Data Pubblicazione: 23/08/2018

Il vino rosato

Spesso non si dà molta importanza al vino rosato, considerandolo quasi sempre una miscela tra il vino bianco e quello rosso. Niente di più sbagliato visto che i vini rosati hanno una loro precisa identità e sono prodotti con metodi di lavorazione che si differenziano dagli altri due. Infatti la produzione di vino rosato deriva da tre diverse tecniche di lavorazione: uso di uve rosse non troppo intense o rosate; utilizzo di più uva bianca che rossa; utilizzo di qualsiasi tipo di uva tramite un procedimento che consente di limitare la presenza del colore.
Nei primi due casi, il vino rosato si ottiene tramite procedimenti che sono simili a quelli attuati per produrre il bianco e il rosso; il terzo, invece, dà vita al vero e proprio vino rosato: in questo caso dopo che i chicchi sono spremuti si procede con la fermentazione per un periodo di tempo però più breve; successivamente le bucce vengono separate dalla massa in modo da limitare la colorazione.

Caratteristiche del vino rosato

Ma qual è la caratteristica del vino rosè? Ovviamente dal tipo di lavorazione e fermentazione dipendono anche le proprietà specifiche dei vini rosati: alcuni sono simili a quelli rossi e risultano meno corposi; altri, invece, soprattutto se non vengono fatte fermentare le bucce, hanno caratteristiche che richiamano più da vicino i vini bianchi: così a prevalere è un aroma fresco con note fruttate.

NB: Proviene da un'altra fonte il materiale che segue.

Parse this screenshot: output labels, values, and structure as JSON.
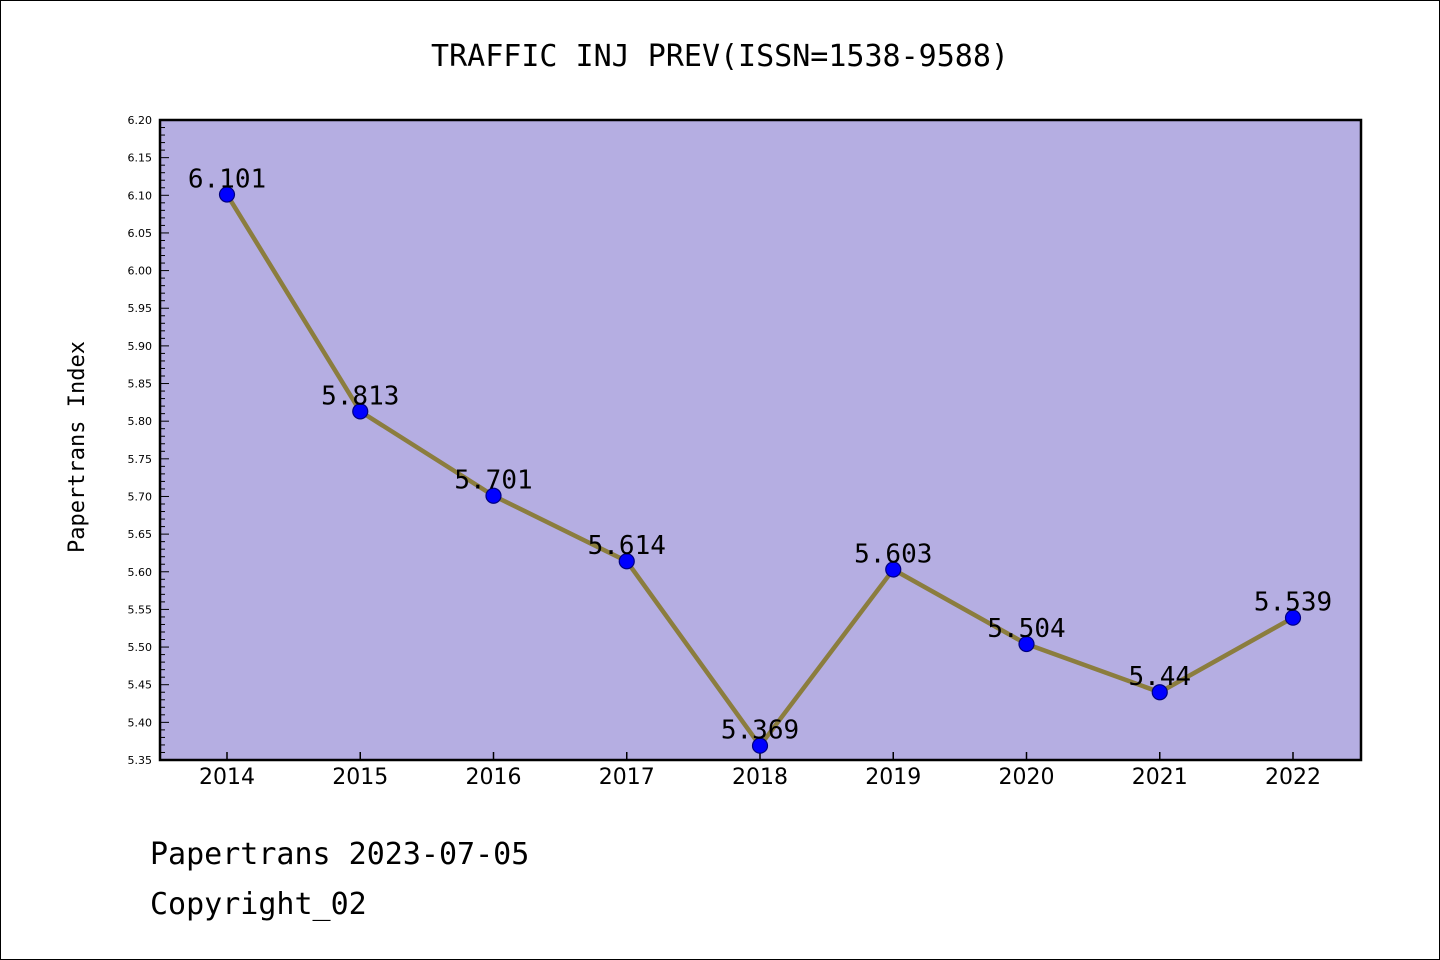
{
  "chart_data": {
    "type": "line",
    "title": "TRAFFIC INJ PREV(ISSN=1538-9588)",
    "xlabel": "",
    "ylabel": "Papertrans Index",
    "categories": [
      "2014",
      "2015",
      "2016",
      "2017",
      "2018",
      "2019",
      "2020",
      "2021",
      "2022"
    ],
    "series": [
      {
        "values": [
          6.101,
          5.813,
          5.701,
          5.614,
          5.369,
          5.603,
          5.504,
          5.44,
          5.539
        ],
        "labels": [
          "6.101",
          "5.813",
          "5.701",
          "5.614",
          "5.369",
          "5.603",
          "5.504",
          "5.44",
          "5.539"
        ]
      }
    ],
    "ylim": [
      5.35,
      6.2
    ],
    "yticks": [
      "5.35",
      "5.40",
      "5.45",
      "5.50",
      "5.55",
      "5.60",
      "5.65",
      "5.70",
      "5.75",
      "5.80",
      "5.85",
      "5.90",
      "5.95",
      "6.00",
      "6.05",
      "6.10",
      "6.15",
      "6.20"
    ],
    "grid": false,
    "legend": "none",
    "colors": {
      "plot_background": "#b5aee2",
      "line": "#8b7d3e",
      "marker_fill": "#0000ff",
      "marker_edge": "#000080"
    }
  },
  "footer": {
    "line1": "Papertrans 2023-07-05",
    "line2": "Copyright_02"
  }
}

Questa tipologia di vino può essere classificata anche in base al colore, così troviamo:

  • Rosa tenue: ottenuto da una macerazione rapida (non più di due ore) delle bucce di uve rosse;
  • Rosa cerasuolo: colore simile a quello delle ciliegie, ottenuto con una macerazione che varia dalle 6 alle 10 ore;
  • Rosa chiaretto: il colore tende al rosso rubino e si ottiene con una macerazione che può anche durare un intero giorno.

Cenni storici

La storia del vino rosato è – almeno secondo fonti ufficiali – molto recente e ha origine dopo l’arrivo di quelli rossi e bianchi. In realtà però si racconta in realtà che i primi vini assaggiati dall’uomo fossero proprio rosati.

Il vino rosato in cucina

Grazie al suo gusto delicato e morbido, il vino rosato può essere abbinato a qualsiasi tipo di ricetta. Ideale se servito ad una temperatura tra i 10 e i 12°C: il vino rosato va servito fresco, infatti, per esaltare ancora di più i suoi aromi. Ottimo per aperitivi e antipasti, non disdegna in abbinamento anche con primi e secondi.